Let $M$ be midpoint of $GF$. Then as $G$ varies, $M$ descirbes line $\ell$ parallel to $AF$, since: $d(M,AF) = {1\over 2} d(G,AF) = const.$ Now $\angle GFP_G = \angle (FA,GA)=\alpha $ is also constant, since lines $FA$ and $GA$ are fixed. Finally, map $M\mapsto P_G$ is spiral similarity with center at $F$, and since $M$ describes line $\ell$, then $P_G$ describes line $\ell '$ which we get with rotating $\ell$ by angle $\alpha$ around $F$. So $\ell '$ is parallel to $AG$.

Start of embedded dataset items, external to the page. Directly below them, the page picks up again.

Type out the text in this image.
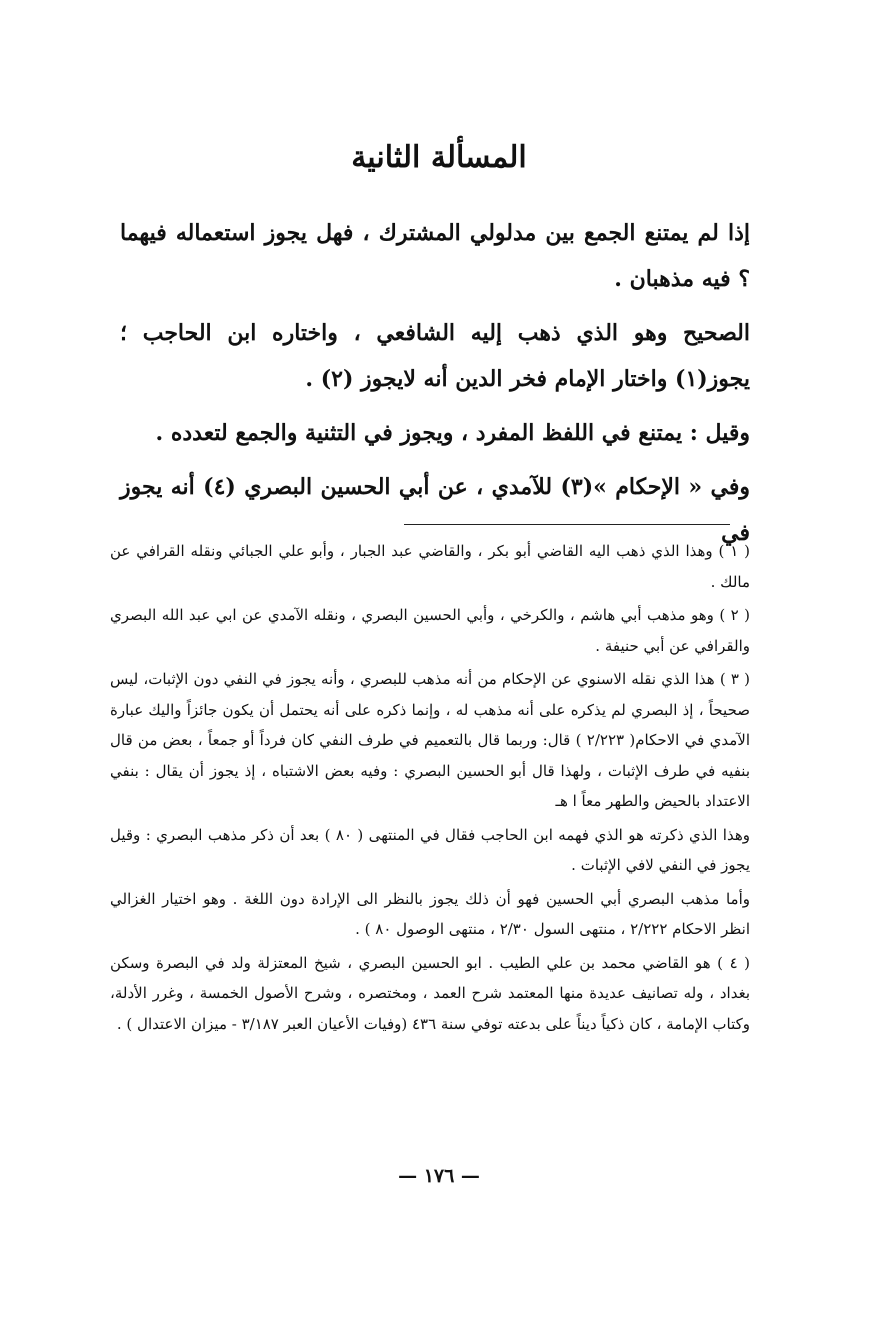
المسألة الثانية

إذا لم يمتنع الجمع بين مدلولي المشترك ، فهل يجوز استعماله فيهما ؟ فيه مذهبان .

الصحيح وهو الذي ذهب إليه الشافعي ، واختاره ابن الحاجب ؛ يجوز(١) واختار الإمام فخر الدين أنه لايجوز (٢) .

وقيل : يمتنع في اللفظ المفرد ، ويجوز في التثنية والجمع لتعدده .

وفي « الإحكام »(٣) للآمدي ، عن أبي الحسين البصري (٤) أنه يجوز في

( ١ ) وهذا الذي ذهب اليه القاضي أبو بكر ، والقاضي عبد الجبار ، وأبو علي الجبائي ونقله القرافي عن مالك .

( ٢ ) وهو مذهب أبي هاشم ، والكرخي ، وأبي الحسين البصري ، ونقله الآمدي عن ابي عبد الله البصري والقرافي عن أبي حنيفة .

( ٣ ) هذا الذي نقله الاسنوي عن الإحكام من أنه مذهب للبصري ، وأنه يجوز في النفي دون الإثبات، ليس صحيحاً ، إذ البصري لم يذكره على أنه مذهب له ، وإنما ذكره على أنه يحتمل أن يكون جائزاً واليك عبارة الآمدي في الاحكام( ٢/٢٢٣ ) قال: وربما قال بالتعميم في طرف النفي كان فرداً أو جمعاً ، بعض من قال بنفيه في طرف الإثبات ، ولهذا قال أبو الحسين البصري : وفيه بعض الاشتباه ، إذ يجوز أن يقال : بنفي الاعتداد بالحيض والطهر معاً ا هـ

وهذا الذي ذكرته هو الذي فهمه ابن الحاجب فقال في المنتهى ( ٨٠ ) بعد أن ذكر مذهب البصري : وقيل يجوز في النفي لافي الإثبات .

وأما مذهب البصري أبي الحسين فهو أن ذلك يجوز بالنظر الى الإرادة دون اللغة . وهو اختيار الغزالي انظر الاحكام ٢/٢٢٢ ، منتهى السول ٢/٣٠ ، منتهى الوصول ٨٠ ) .

( ٤ ) هو القاضي محمد بن علي الطيب . ابو الحسين البصري ، شيخ المعتزلة ولد في البصرة وسكن بغداد ، وله تصانيف عديدة منها المعتمد شرح العمد ، ومختصره ، وشرح الأصول الخمسة ، وغرر الأدلة، وكتاب الإمامة ، كان ذكياً ديناً على بدعته توفي سنة ٤٣٦ (وفيات الأعيان العبر ٣/١٨٧ - ميزان الاعتدال ) .

— ١٧٦ —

Trigonometric Approach: $\angle FAG = \angle P_GFG = \angle P_GGF$. $\frac {AF}{FG} = \frac {\sin \angle AGF} { \sin \angle FAG}$. $ \frac {FG}{P_GF} = \frac {\sin \angle FP_GG }{\sin \angle P_GFG} = \frac {\sin 2\cdot \angle FAG}{\sin \angle FAG} = 2\cos \angle FAG$ $\frac {AF}{FG} \cdot \frac {FG}{P_GF} = \frac {AF}{P_GF} = 2 \cot \angle FAG \cdot \sin \angle AGF $. $\angle (FA, FP_G) = \angle AGF$ or $\angle (FA, FP_G) = 180^\circ - \angle AGF$. So the distance of $P_G$ to $AF$ is $d(P_G, AF) = P_GF \cdot \sin \angle AGF = \frac {AF \cdot \tan \angle FAG}{2}$ which is constant. So locus of $P_G$ is a a line parallel to $AF$ with distance $\frac {AF \cdot \tan \angle FAG}{2}$. $\blacksquare$ Now, we will show for every point on the line parallel to $AF$ with distance $\frac {AF \cdot \tan \angle FAG}{2}$, we can find $G$ on the given line. Let the line perpendicular to $AF$ at $F$ meet the line $AG$ (Here $G$ is not defined, but the line $AG$ is constant) at $Q$. Let $H$ be the foot of perpendicular from $P_G$ to $QF$. Since $HF = \frac {AF \cdot \tan \angle FAG}{2}$ and $QF = AF \tan \alpha$, $H$ is the midpoint of $QF$. So $P_GQ=P_GF$. Let the circle with center $P_G$ and radius $P_GF=P_GQ$ cut $AQ$ at $G$. Since $\angle GP_GF = 2\cdot \angle FQA = 180^\circ - 2\cdot \angle FAG$, and $P_GF = P_GG$, then $\angle P_GFG = \angle P_GGF = \angle FAG$. So $P_GF$ and $P_GG$ are tangent to the circumcircle of $\triangle AFG$.